Does the distance increase as the polarity increases?

Question

According to the dipole moment's definition, as polarity increases, the distance between the centres of positive and negative charges increases. In the ionic bond, as the polarity is maximum, the distance between the two charged centres is maximum. Is this concept correct? If not, what is the relationship between distance and polarity?

Answer 1

The dipole moment $\vec\mu$ is

$$\vec\mu = q\cdot\vec d,$$

where $q$ is the magnitude of charge on any particle and $\vec d$ is the distance between them. This must imply that if charge increases or distance between the charges increases, dipole moment increases. The larger the dipole moment, the greater the polarity.
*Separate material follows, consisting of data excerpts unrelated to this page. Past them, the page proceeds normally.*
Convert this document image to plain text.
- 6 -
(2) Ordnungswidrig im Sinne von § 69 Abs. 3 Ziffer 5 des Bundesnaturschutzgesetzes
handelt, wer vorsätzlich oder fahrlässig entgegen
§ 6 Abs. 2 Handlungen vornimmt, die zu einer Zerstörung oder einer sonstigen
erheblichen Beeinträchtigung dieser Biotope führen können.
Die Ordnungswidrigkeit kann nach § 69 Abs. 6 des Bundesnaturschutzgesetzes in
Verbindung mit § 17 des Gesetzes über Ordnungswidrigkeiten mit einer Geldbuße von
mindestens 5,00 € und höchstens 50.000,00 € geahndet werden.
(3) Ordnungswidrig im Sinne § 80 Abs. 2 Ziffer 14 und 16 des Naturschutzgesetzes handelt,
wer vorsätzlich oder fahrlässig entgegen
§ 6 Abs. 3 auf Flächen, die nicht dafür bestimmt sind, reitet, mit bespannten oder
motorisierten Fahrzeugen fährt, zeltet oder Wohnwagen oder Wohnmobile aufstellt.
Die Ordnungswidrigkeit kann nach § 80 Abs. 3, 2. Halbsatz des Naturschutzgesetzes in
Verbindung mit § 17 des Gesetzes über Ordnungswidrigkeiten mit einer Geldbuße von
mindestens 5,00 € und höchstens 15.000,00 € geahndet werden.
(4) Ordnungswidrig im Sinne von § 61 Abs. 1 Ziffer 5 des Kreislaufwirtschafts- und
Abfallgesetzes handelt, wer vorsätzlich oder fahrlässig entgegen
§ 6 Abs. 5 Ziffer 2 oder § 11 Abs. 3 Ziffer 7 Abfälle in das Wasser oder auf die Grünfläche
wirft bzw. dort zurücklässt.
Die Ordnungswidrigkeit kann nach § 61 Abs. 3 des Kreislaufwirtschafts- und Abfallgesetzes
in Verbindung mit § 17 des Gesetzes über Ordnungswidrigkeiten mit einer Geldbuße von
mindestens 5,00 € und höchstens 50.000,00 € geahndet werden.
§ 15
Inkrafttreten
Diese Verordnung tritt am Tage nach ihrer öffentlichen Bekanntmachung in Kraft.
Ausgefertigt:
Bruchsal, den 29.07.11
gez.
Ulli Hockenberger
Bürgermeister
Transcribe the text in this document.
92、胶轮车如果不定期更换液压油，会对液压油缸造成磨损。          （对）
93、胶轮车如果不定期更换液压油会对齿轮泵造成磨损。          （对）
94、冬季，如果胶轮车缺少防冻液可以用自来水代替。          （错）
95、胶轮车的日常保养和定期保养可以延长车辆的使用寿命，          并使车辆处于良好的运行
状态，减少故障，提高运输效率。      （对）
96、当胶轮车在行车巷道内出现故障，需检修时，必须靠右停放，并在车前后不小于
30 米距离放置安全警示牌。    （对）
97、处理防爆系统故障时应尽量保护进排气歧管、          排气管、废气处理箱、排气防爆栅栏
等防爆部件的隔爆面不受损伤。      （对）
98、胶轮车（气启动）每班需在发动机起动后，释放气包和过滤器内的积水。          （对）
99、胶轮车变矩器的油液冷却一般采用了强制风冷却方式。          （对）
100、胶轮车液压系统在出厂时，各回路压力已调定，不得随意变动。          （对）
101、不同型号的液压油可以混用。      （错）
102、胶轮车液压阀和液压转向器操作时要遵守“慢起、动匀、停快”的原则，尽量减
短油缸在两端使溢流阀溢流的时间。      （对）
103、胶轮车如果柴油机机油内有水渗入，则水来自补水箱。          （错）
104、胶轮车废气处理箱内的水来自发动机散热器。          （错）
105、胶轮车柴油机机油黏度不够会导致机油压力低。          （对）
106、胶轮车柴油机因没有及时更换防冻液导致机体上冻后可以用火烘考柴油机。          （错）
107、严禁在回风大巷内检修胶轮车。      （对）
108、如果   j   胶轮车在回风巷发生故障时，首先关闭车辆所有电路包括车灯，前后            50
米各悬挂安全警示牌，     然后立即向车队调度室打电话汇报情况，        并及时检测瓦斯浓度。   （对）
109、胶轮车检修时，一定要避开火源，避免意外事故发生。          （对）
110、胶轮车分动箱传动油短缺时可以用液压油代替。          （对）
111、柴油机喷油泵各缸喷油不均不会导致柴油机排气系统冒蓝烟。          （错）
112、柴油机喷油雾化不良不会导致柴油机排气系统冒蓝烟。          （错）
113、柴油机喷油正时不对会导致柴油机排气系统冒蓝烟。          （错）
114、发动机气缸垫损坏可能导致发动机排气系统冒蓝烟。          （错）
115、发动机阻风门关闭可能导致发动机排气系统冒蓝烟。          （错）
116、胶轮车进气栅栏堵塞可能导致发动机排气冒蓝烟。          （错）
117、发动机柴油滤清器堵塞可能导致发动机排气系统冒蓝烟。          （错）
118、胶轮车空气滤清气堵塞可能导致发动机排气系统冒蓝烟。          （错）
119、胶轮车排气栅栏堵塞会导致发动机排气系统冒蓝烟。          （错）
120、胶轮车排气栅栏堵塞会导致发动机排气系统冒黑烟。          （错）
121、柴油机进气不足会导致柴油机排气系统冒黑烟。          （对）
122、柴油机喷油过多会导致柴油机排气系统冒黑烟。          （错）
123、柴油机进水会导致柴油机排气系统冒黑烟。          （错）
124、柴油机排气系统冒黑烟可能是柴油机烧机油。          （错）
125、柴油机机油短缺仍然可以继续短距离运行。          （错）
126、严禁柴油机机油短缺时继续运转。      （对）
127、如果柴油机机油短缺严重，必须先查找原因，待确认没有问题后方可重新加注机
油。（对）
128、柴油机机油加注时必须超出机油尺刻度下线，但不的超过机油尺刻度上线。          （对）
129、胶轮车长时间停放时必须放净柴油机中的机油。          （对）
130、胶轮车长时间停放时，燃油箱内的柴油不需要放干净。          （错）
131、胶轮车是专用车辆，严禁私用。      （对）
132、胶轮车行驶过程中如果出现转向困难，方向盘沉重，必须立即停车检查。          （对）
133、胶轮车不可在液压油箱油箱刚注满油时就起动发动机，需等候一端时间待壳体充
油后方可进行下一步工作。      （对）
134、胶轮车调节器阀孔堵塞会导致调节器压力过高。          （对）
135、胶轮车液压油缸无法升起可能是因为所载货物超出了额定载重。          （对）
Actually when the more electronegative elements pulls electrons, the partial charge, $q\le e$, increases and in case of $100\,\%$ polar compound, $q=e,$ whereas in $100\,\%$ covalent compounds $q = 0.$

So, you can see dipole moment and polarity is maximum for ionic compounds. But if two atoms have greater bond length, surely dipole moment and polarity increases.

Answer 2

I'm not sure if the guideline actually works out in empirical observations. There are at least two factors affecting bond length - atomic radii - and polarity of the bond. A more polar bond will have a less even distribution of electrons. The electron density will generally be closer to the more electronegative atom. This isolation of electrons may have the effect of "stretching" the bond.

Consider the following two molecules, both of which are linear and polar:

From polarity considerations alone, we might expect the $\ce{H-F}$ bond to be longer than the $\ce{H-Cl}$ bond because fluorine is more electronegative than chlorine. However, chlorine is a bigger atom than fluorine by nature of having additional sublevels of electrons.

Also, consider the below data: bond length actually increases with decreasing polarity (quantified through dipole moments).

Fluoromethane Bond length 136pm, Bond strength 108 kcal/mol, Dipole moment (D) 1.85

Bromomethane Bond length 178pm, Bond strength 84 kcal/mol, Dipole moment (D) 1.87

Chloromethane Bond length 193pm, Bond strength 70 kcal/mol, Dipole moment (D) 1.81

Iodomethane Bond length 214pm, Bond strength 56 kcal/mol, Dipole moment (D) 1.62

The unfortunate thing about your guideline is that I thought that it would work at least across periods - in which atomic size stays relatively constant. However, the facts do not fit the case. Consider $\ce{H-N}$ and $\ce{H-O}$. Oxygen is more electronegative than nitrogen; we'd expect the $\ce{H-O}$ bond to be more polar, and thus longer than the $\ce{H-N}$, at least according to your guideline. The opposite is actually true; the $\ce{H-O}$ bond is actually shorter than the $\ce{H-N}$ bond.

Answer 3

The bond length decreases as polarity increases because in a polar bond, one side is partially negative and one side is partially positive, so these two sides attract even more, get closer together, and the bond length decreases. So, more polarity means more attraction (or attractive pull), which brings the atoms closer together, hence decreasing the bond length.

That is why when there is more difference in electronegativity between atoms, their bond length is shorter; when there is more difference in electronegativity, there is more polarity, and shorter bond length.